Tropical Cyclone Gita has brought destructive winds and flooding to the Pacific with Tonga, Fiji, and Samoa most affected so far.
Gusts of up to 270 km per hour ripped roofs from houses, churches and schools in Tonga, on Tuesday, while Samoa was affected by widespread flooding, water damage and power outages at the weekend.
The Prime Minister Jacinda Ardern said New Zealand is here to help.
“Whenever disaster strikes in the Pacific New Zealand is on hand to help,” she said.
“New Zealanders can feel that we have done all we can in our response to date.”
Ms Ardern said initial funding of $50,000 has been made available to Samoa to help damage assessments and flood-affected families.

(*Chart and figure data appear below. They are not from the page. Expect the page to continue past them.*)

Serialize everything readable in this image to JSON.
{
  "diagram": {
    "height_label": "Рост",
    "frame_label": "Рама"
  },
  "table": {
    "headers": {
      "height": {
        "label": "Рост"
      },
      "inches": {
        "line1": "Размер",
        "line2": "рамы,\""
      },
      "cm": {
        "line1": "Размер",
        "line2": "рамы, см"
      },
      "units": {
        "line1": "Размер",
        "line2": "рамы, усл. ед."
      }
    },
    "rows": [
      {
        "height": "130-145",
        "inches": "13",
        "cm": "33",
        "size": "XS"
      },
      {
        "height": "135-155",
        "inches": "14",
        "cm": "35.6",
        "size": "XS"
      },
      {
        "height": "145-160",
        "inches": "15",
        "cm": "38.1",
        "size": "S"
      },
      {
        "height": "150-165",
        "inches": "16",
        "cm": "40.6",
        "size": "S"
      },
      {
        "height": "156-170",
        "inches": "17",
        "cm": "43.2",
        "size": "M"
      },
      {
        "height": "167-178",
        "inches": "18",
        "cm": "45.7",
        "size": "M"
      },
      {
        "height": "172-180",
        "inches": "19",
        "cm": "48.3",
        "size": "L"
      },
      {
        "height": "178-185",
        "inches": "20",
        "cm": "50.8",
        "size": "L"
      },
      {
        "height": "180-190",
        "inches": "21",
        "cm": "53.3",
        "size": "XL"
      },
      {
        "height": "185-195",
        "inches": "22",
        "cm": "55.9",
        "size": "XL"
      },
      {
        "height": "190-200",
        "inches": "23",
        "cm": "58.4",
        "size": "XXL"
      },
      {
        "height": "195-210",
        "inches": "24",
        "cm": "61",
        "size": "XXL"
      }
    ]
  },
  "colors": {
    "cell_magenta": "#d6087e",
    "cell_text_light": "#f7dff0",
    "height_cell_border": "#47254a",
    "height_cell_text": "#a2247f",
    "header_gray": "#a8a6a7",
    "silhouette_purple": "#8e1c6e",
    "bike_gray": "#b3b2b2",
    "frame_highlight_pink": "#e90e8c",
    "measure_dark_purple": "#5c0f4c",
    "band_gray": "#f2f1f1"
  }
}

She thanked the Minister of Foreign Affairs Winston Peters for ensuring funding of $750,000 was made available to Tonga “before the cyclone even reached landfall,” and said over ten tonnes of aid including 1,000 tarpaulins, 200 shelter toolkits, 500 family hygiene kits and 2,300 water containers have been delivered.

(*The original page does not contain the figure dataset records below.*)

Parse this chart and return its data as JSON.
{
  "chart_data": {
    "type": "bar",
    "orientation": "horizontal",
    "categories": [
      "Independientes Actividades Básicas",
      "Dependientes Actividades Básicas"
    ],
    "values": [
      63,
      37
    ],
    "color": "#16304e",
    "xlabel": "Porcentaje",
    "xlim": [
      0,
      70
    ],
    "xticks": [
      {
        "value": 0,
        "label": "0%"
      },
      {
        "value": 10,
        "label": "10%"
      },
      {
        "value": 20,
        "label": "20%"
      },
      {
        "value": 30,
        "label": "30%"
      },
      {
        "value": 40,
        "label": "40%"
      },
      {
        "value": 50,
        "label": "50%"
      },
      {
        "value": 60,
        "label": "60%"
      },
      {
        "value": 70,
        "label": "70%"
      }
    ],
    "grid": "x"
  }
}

A ten-person team of experts from the Ministry of Foreign Affairs, Defence force, Ministry of Health, Fire and Emergency New Zealand has also been deployed to assist with coordinating support from New Zealand she said.
National MP Gerry Brownlee said the Party’s thoughts are with all of those affected and offered suggestions for support.
“Disasters of this type are all too regular of an occurrence. I can only suggest that infrastructure resilience becomes a priority for New Zealand aid and development in the Pacific.”
"Equally, a more speedy process for biosecurity approvals on produce imports from the Islands may assist these economies in the recovery that their people must now begin," he said.
Green Party leader James Shaw said his party will back more support if it's needed and the cyclone is a reminder of New Zealand's responsibility to address climate change.
"The tragic destruction that we have witnessed in Tonga, the extensive flooding that Cyclone Gita left in Samoa, and the expected damage in the south of Fiji only strengthens our resolve to do what New Zealand can do to reduce the greenhouse gas emissions that are contributing to the frequency and severity of these kinds of extreme weather events."
"We have a responsibility to our whānau in the Pacific, who live in such vulnerable environments, as Cyclone Gita has once again demonstrated, to show leadership on climate change, and to show the determination and action that other countries can follow," said Mr Shaw.
Tropical Cyclone Gita is expected to affect other Pacific countries.